Matthieu Scherpf, Miriam Goldammer, Hagen Malberg, Felix Gräßer
Technische Universität Dresden


Early detection and treatment of sepsis is of utmost importance concerning sepsis outcome and costs. However, revealing patterns in vital signs and laboratory measurements, capable of reliably predicting sepsis onset, remains challenging. Especially exploiting the time series characteristic of those measurements is expected to play a major role concerning successful sepsis prediction. An additional challenge concerning the applicability of conventional machine learning methodologies are, however, missing values and hence interruptions in those time series of measurements.
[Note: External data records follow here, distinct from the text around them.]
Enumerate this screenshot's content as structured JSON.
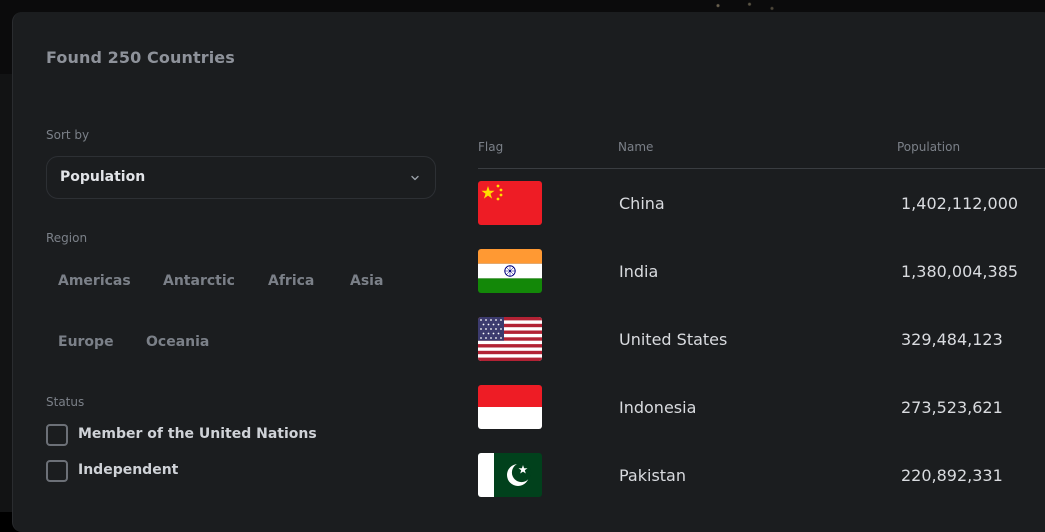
{
  "header": {
    "found_text": "Found 250 Countries"
  },
  "sort": {
    "label": "Sort by",
    "value": "Population"
  },
  "region": {
    "label": "Region",
    "options": [
      "Americas",
      "Antarctic",
      "Africa",
      "Asia",
      "Europe",
      "Oceania"
    ]
  },
  "status": {
    "label": "Status",
    "options": [
      {
        "label": "Member of the United Nations",
        "checked": false
      },
      {
        "label": "Independent",
        "checked": false
      }
    ]
  },
  "table": {
    "columns": [
      "Flag",
      "Name",
      "Population"
    ],
    "rows": [
      {
        "flag": "china-flag",
        "name": "China",
        "population": "1,402,112,000"
      },
      {
        "flag": "india-flag",
        "name": "India",
        "population": "1,380,004,385"
      },
      {
        "flag": "usa-flag",
        "name": "United States",
        "population": "329,484,123"
      },
      {
        "flag": "indonesia-flag",
        "name": "Indonesia",
        "population": "273,523,621"
      },
      {
        "flag": "pakistan-flag",
        "name": "Pakistan",
        "population": "220,892,331"
      }
    ]
  },
  "colors": {
    "panel_bg": "#1b1d1f",
    "muted_text": "#7b8088",
    "primary_text": "#d9dbdf"
  }
}
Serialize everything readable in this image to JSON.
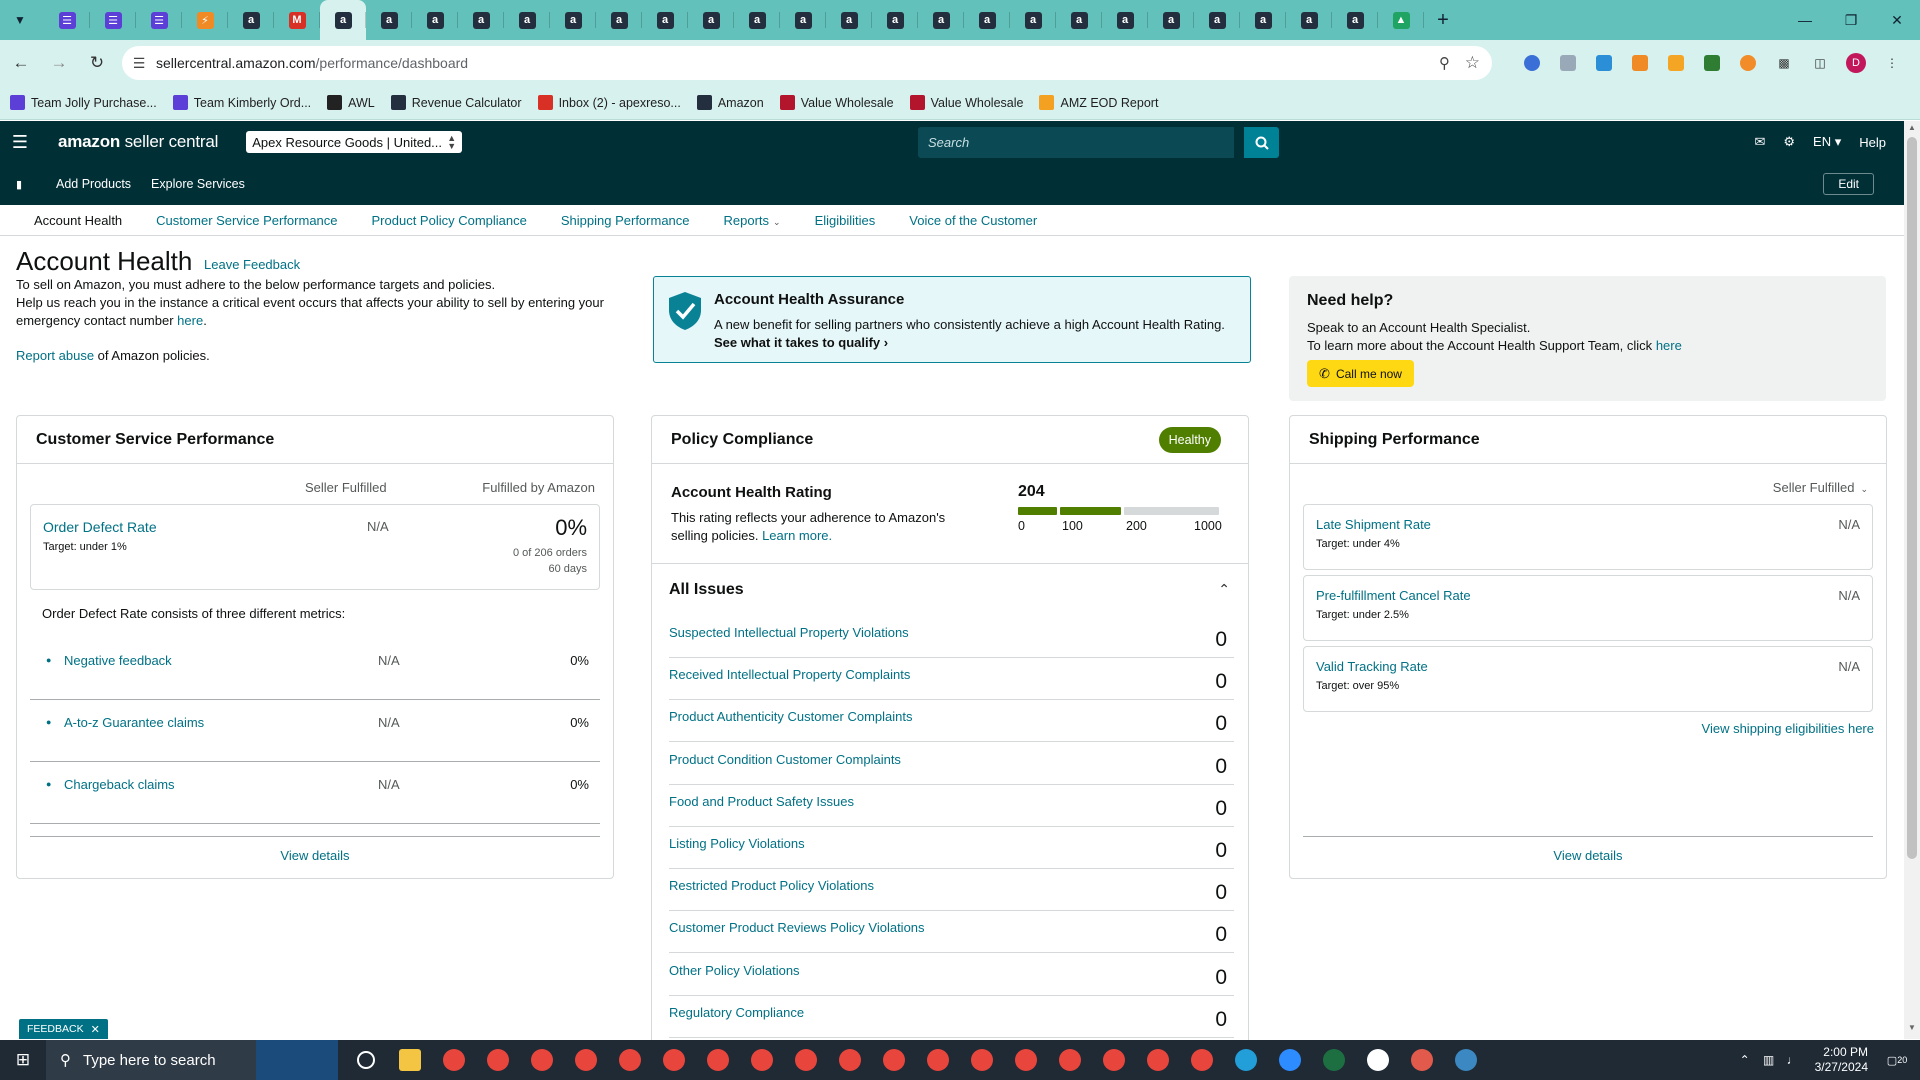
{
  "browser": {
    "url_domain": "sellercentral.amazon.com",
    "url_path": "/performance/dashboard",
    "bookmarks": [
      {
        "label": "Team Jolly Purchase...",
        "icon": "purple-list-icon",
        "color": "#5b3fd6"
      },
      {
        "label": "Team Kimberly Ord...",
        "icon": "purple-list-icon",
        "color": "#5b3fd6"
      },
      {
        "label": "AWL",
        "icon": "awl-icon",
        "color": "#222222"
      },
      {
        "label": "Revenue Calculator",
        "icon": "amazon-icon",
        "color": "#232f3e"
      },
      {
        "label": "Inbox (2) - apexreso...",
        "icon": "gmail-icon",
        "color": "#d93025"
      },
      {
        "label": "Amazon",
        "icon": "amazon-icon",
        "color": "#232f3e"
      },
      {
        "label": "Value Wholesale",
        "icon": "vw-icon",
        "color": "#b3162c"
      },
      {
        "label": "Value Wholesale",
        "icon": "vw-icon",
        "color": "#b3162c"
      },
      {
        "label": "AMZ EOD Report",
        "icon": "report-icon",
        "color": "#f4a020"
      }
    ],
    "profile_initial": "D"
  },
  "header": {
    "brand_strong": "amazon",
    "brand_rest": " seller central",
    "account": "Apex Resource Goods | United...",
    "search_placeholder": "Search",
    "language": "EN",
    "help": "Help"
  },
  "subbar": {
    "add_products": "Add Products",
    "explore_services": "Explore Services",
    "edit": "Edit"
  },
  "pagenav": [
    "Account Health",
    "Customer Service Performance",
    "Product Policy Compliance",
    "Shipping Performance",
    "Reports",
    "Eligibilities",
    "Voice of the Customer"
  ],
  "intro": {
    "title": "Account Health",
    "leave_feedback": "Leave Feedback",
    "line1": "To sell on Amazon, you must adhere to the below performance targets and policies.",
    "line2": "Help us reach you in the instance a critical event occurs that affects your ability to sell by entering your emergency contact number",
    "here": "here",
    "report_abuse": "Report abuse",
    "report_rest": " of Amazon policies."
  },
  "assurance": {
    "title": "Account Health Assurance",
    "desc": "A new benefit for selling partners who consistently achieve a high Account Health Rating.",
    "qualify": "See what it takes to qualify"
  },
  "help": {
    "title": "Need help?",
    "line1": "Speak to an Account Health Specialist.",
    "line2": "To learn more about the Account Health Support Team, click",
    "here": "here",
    "call": "Call me now"
  },
  "csp": {
    "title": "Customer Service Performance",
    "col_seller": "Seller Fulfilled",
    "col_fba": "Fulfilled by Amazon",
    "odr_name": "Order Defect Rate",
    "odr_target": "Target: under 1%",
    "odr_seller": "N/A",
    "odr_pct": "0%",
    "odr_orders": "0 of 206 orders",
    "odr_days": "60 days",
    "consists": "Order Defect Rate consists of three different metrics:",
    "metrics": [
      {
        "name": "Negative feedback",
        "seller": "N/A",
        "fba": "0%"
      },
      {
        "name": "A-to-z Guarantee claims",
        "seller": "N/A",
        "fba": "0%"
      },
      {
        "name": "Chargeback claims",
        "seller": "N/A",
        "fba": "0%"
      }
    ],
    "view_details": "View details"
  },
  "pc": {
    "title": "Policy Compliance",
    "status": "Healthy",
    "ahr_title": "Account Health Rating",
    "ahr_desc": "This rating reflects your adherence to Amazon's selling policies.",
    "learn_more": "Learn more.",
    "score": "204",
    "score_value": 204,
    "scale": [
      "0",
      "100",
      "200",
      "1000"
    ],
    "all_issues": "All Issues",
    "issues": [
      {
        "name": "Suspected Intellectual Property Violations",
        "count": "0"
      },
      {
        "name": "Received Intellectual Property Complaints",
        "count": "0"
      },
      {
        "name": "Product Authenticity Customer Complaints",
        "count": "0"
      },
      {
        "name": "Product Condition Customer Complaints",
        "count": "0"
      },
      {
        "name": "Food and Product Safety Issues",
        "count": "0"
      },
      {
        "name": "Listing Policy Violations",
        "count": "0"
      },
      {
        "name": "Restricted Product Policy Violations",
        "count": "0"
      },
      {
        "name": "Customer Product Reviews Policy Violations",
        "count": "0"
      },
      {
        "name": "Other Policy Violations",
        "count": "0"
      },
      {
        "name": "Regulatory Compliance",
        "count": "0"
      }
    ]
  },
  "sp": {
    "title": "Shipping Performance",
    "selector": "Seller Fulfilled",
    "rows": [
      {
        "name": "Late Shipment Rate",
        "target": "Target: under 4%",
        "value": "N/A"
      },
      {
        "name": "Pre-fulfillment Cancel Rate",
        "target": "Target: under 2.5%",
        "value": "N/A"
      },
      {
        "name": "Valid Tracking Rate",
        "target": "Target: over 95%",
        "value": "N/A"
      }
    ],
    "eligibilities": "View shipping eligibilities here",
    "view_details": "View details"
  },
  "feedback_tab": "FEEDBACK",
  "taskbar": {
    "search_placeholder": "Type here to search",
    "time": "2:00 PM",
    "date": "3/27/2024",
    "notifications": "20"
  },
  "colors": {
    "header_bg": "#002f36",
    "link": "#007185",
    "healthy": "#507f00",
    "call_button": "#ffd814"
  }
}
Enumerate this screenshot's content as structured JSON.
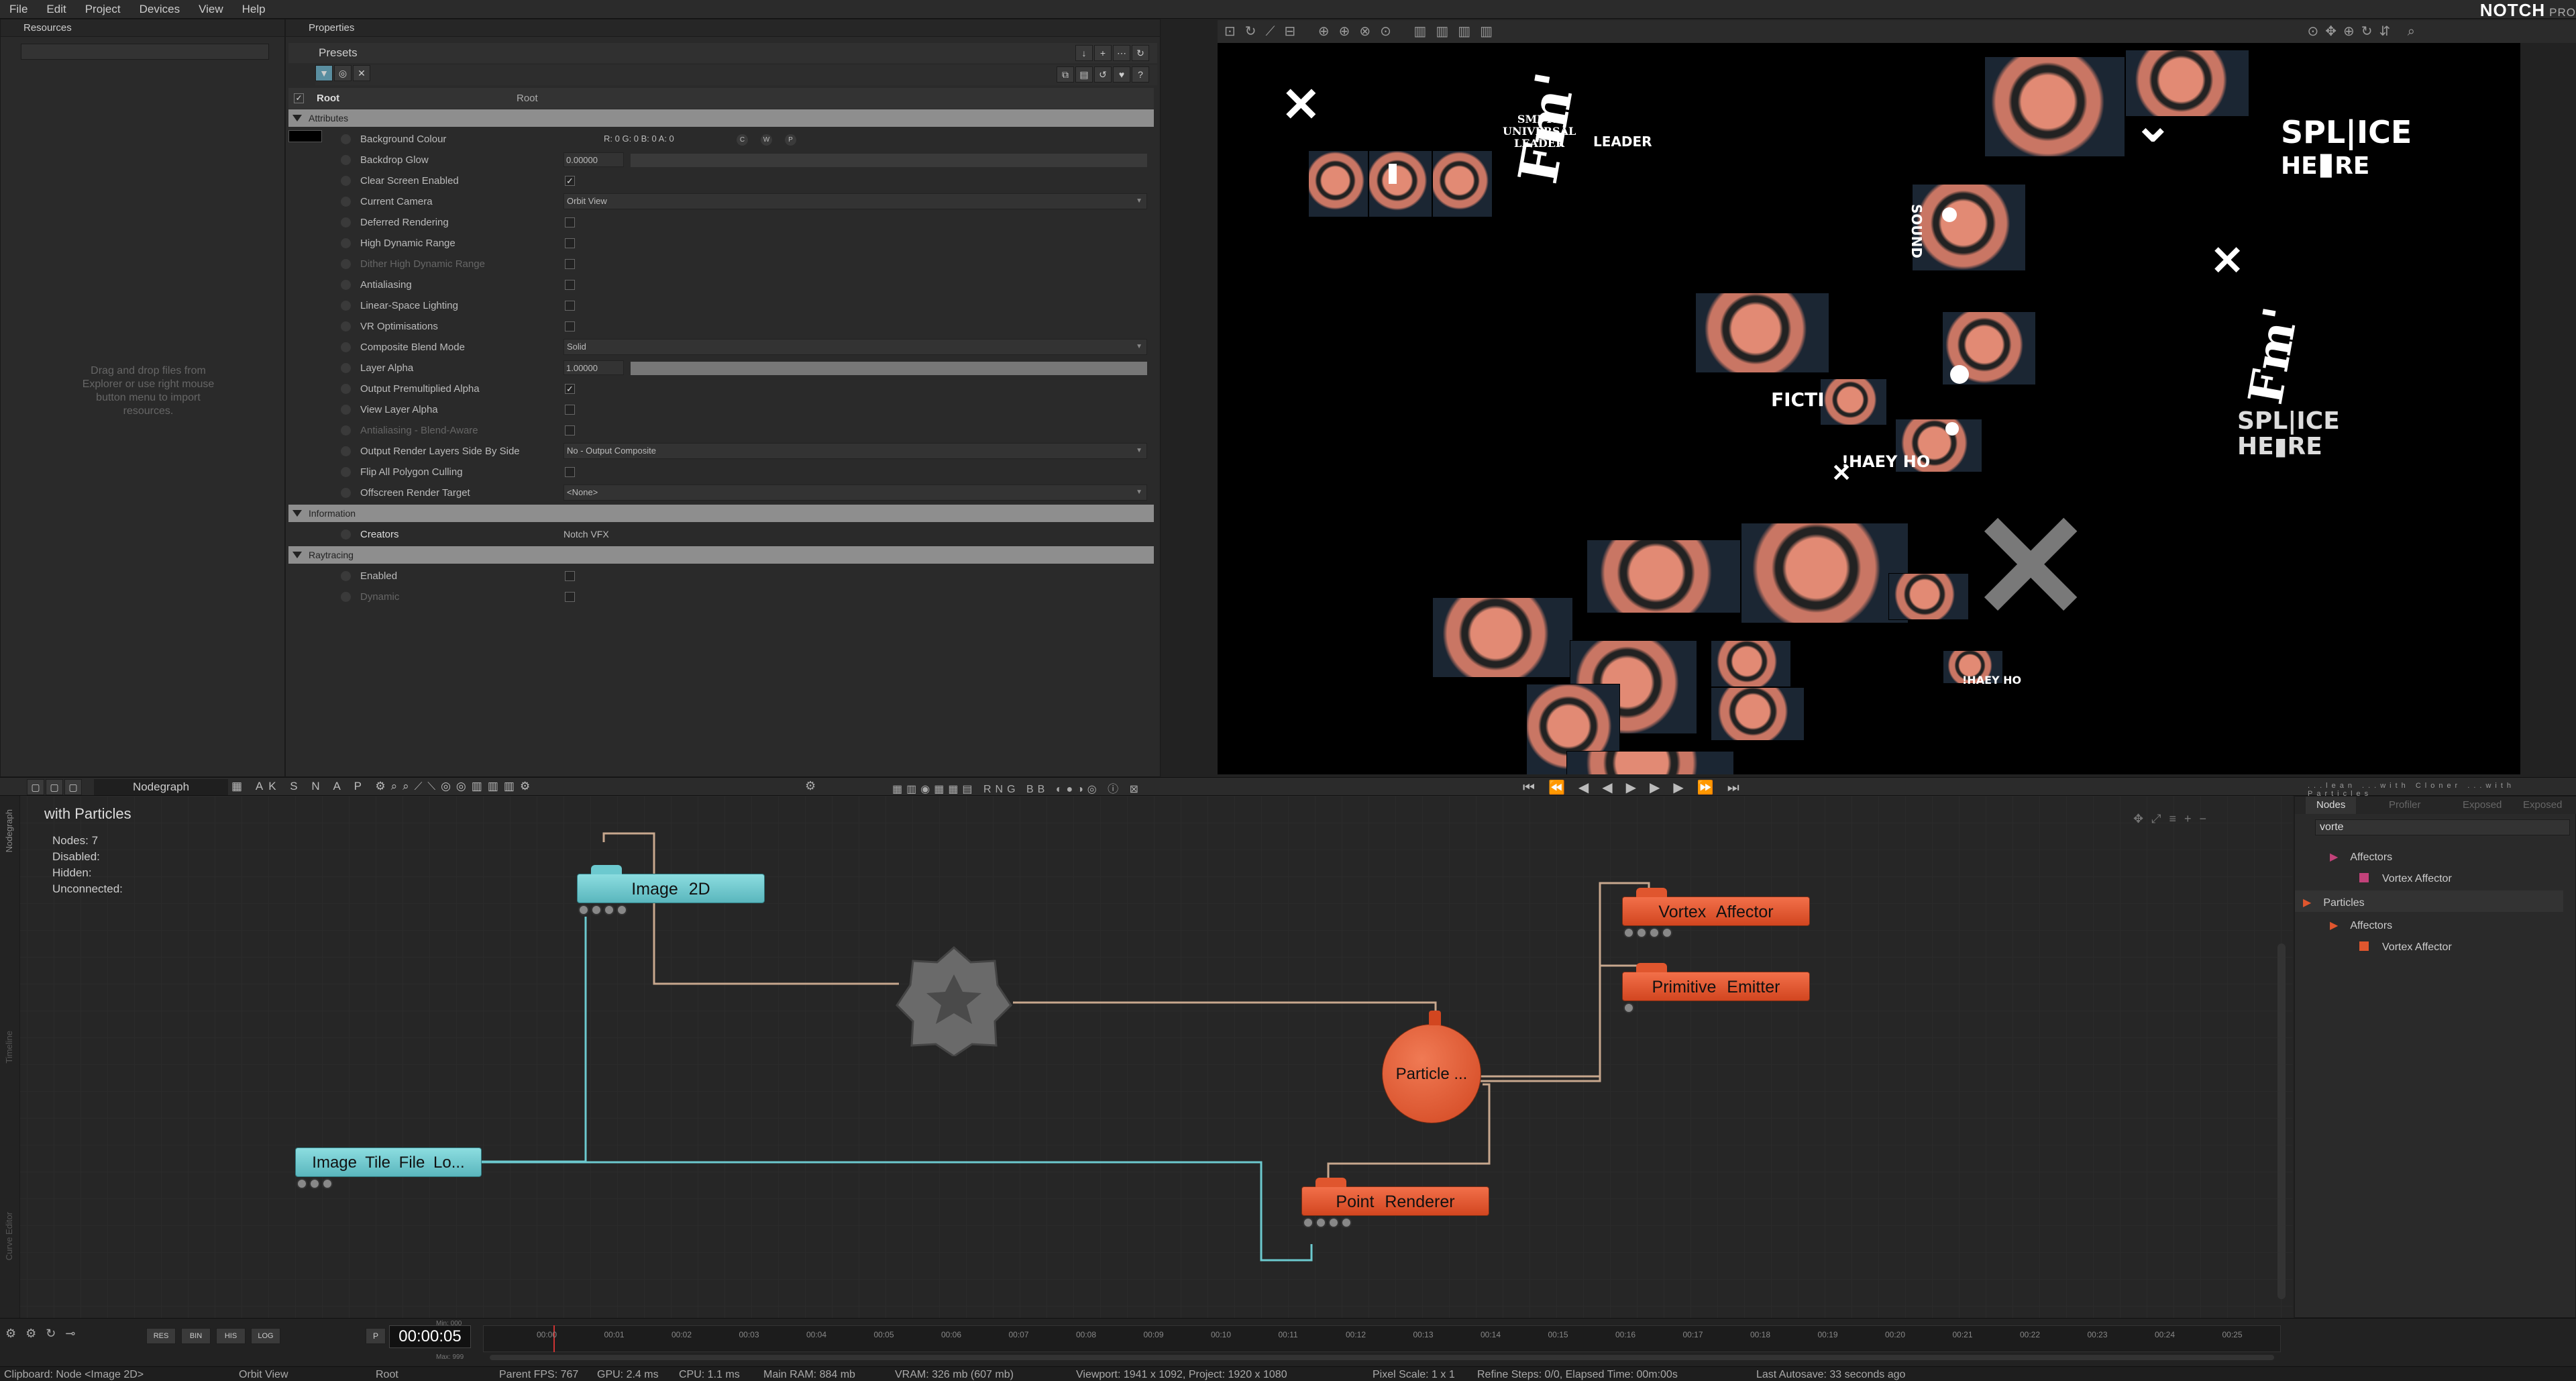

Within this work, we propose the application of a recurrent neuronal network (RNN), consisting of gated recurrent units (GRUs) as hidden layer units, to target the objective to predict sepsis six hours before onset. Here, 10 physiological measurements are included as input to our classification model: Heart rate, oxygen saturation, body temperature, systolic and diastolic blood pressure, respiration rate, white blood cell count, pH value, partial CO2 pressure and the patient age. A sliding window of 20 hours of measurements is shifted over those input time series, aiming at revealing patterns in this multivariate signal sequence. Missing values are imputed according to a last observation carried forward (LOCF) strategy. Samples containing missing values which precede the first valid value are padded with zeros. To evaluate this strategy, we employed a 4-fold cross validation. The training folds were again divided into train (75%) and validation (25%) partitions for hyperparameter tuning and model selection. One crucial hyperparameter to be determined is the threshold of the classifiers output score, which maximizes the utility score. After the first occurrence of a predicted sepsis, the subsequent samples are also labeled as sepsis samples. The 4-fold cross validation including approximately 40000 subjects, yields a mean utility score of 0.1904 with variance 0.0422.